Shayama Sangeet became more popular at the time of Sri Ramkrishna Paramahansa, who was an ardent Kali bhakta/devotee. Ramprasad Sen, Rabindranath Thakur/Tagore, Girishchandra Ghosh, and Swami Vivekananda, Kazi Nazrul Islam, among others, composed numerous Shyama Sangeet. India's national song, 'Vande Maataram'/'Hail to the Mother', whose lyrics were written by Bankimchandra Chatterjee/Chattopadhyay and whose music was composed by Thakur/Tagore, is first and foremost a hymn to Ma Durga which hails the Indian motherland, "Bharat Mata", as being a form of the supreme goddess Durga. Rabindranath Thakur/Tagore's 'Jana Gana Mana', the Indian national anthem, contains a line, "Snehamayee tumi mata", which literally means India is a loving mother ("Bharat mata")... Rabindranath Thakur/Tagore also composed a song which was later picked to be the national anthem of Bangladesh ('Amar Sonar Bangla'/'My golden Bengal') in which he refers to the entirety of Bengal (undivided Bengal; the song was written before the partition of West Bengal and Bangladesh) as being a segment of the body of the supreme mother.
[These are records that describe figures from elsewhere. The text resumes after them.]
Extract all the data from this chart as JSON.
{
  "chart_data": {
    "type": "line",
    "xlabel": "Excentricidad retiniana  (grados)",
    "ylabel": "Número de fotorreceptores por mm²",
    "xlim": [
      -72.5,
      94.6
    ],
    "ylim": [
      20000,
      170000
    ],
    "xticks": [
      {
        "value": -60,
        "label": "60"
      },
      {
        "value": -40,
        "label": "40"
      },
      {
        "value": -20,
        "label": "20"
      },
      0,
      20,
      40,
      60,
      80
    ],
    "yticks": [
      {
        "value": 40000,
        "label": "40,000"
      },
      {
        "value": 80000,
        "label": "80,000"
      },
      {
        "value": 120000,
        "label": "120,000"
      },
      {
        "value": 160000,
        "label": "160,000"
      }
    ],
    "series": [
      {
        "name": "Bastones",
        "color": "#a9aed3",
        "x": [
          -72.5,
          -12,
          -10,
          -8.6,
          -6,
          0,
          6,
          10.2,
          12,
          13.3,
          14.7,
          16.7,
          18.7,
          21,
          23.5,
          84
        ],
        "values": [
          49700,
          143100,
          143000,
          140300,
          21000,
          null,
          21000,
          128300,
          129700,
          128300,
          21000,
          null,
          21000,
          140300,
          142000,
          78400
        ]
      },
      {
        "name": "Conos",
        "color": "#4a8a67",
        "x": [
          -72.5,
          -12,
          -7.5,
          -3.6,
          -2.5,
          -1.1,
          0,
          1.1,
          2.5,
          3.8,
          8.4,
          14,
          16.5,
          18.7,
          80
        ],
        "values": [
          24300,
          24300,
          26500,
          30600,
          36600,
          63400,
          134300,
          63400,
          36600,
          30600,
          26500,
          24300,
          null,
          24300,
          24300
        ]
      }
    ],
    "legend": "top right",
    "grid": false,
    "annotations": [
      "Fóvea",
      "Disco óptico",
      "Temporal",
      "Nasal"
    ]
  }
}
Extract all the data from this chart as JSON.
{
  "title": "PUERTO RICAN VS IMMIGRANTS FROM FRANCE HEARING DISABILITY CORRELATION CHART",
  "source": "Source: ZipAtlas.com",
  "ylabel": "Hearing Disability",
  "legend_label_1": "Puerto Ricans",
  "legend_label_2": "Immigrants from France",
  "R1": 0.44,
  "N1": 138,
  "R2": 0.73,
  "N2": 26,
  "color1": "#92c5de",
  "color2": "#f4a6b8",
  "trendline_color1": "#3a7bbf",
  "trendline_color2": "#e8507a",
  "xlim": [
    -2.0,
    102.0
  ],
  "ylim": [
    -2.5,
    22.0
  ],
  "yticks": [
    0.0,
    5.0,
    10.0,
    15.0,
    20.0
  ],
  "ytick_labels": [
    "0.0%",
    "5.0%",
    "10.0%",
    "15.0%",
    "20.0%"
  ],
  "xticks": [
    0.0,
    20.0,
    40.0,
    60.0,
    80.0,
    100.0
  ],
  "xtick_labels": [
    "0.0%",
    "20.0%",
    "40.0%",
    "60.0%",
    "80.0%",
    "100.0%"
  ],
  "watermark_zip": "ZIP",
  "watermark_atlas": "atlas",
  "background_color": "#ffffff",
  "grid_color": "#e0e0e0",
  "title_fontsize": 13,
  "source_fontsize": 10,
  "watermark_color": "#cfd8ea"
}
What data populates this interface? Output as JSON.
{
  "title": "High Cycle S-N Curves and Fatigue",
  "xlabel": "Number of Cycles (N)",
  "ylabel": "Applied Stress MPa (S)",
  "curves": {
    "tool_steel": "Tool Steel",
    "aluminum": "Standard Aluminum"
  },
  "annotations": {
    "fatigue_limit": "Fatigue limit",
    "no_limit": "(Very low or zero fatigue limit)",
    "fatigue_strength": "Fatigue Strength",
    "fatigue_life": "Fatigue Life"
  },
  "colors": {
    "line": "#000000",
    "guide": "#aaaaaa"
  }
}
Generally, all music dedicated to goddess Mother Kali is called 'Shyama Sangeet' in Bengali. Two famous singers of this Bengali Shyama Sangeet are Pannalal Bhattacharya and Dhananjay Bhattacharya. Pannalal Bhattacharya's elder brother Prafulla Bhattacharya and middle brother Dhananjay Bhattacharya were the first music teachers of saint artist Pannalal Bhattacharya. Dhananjay Bhattacharya stopped singing devotional songs after finding the devotional spirit in his brother Pannalal. However, after the demise of Pannalal Bhattacharya, he contributed again in Bengali music with many devotional songs by his sweet, melodious voice.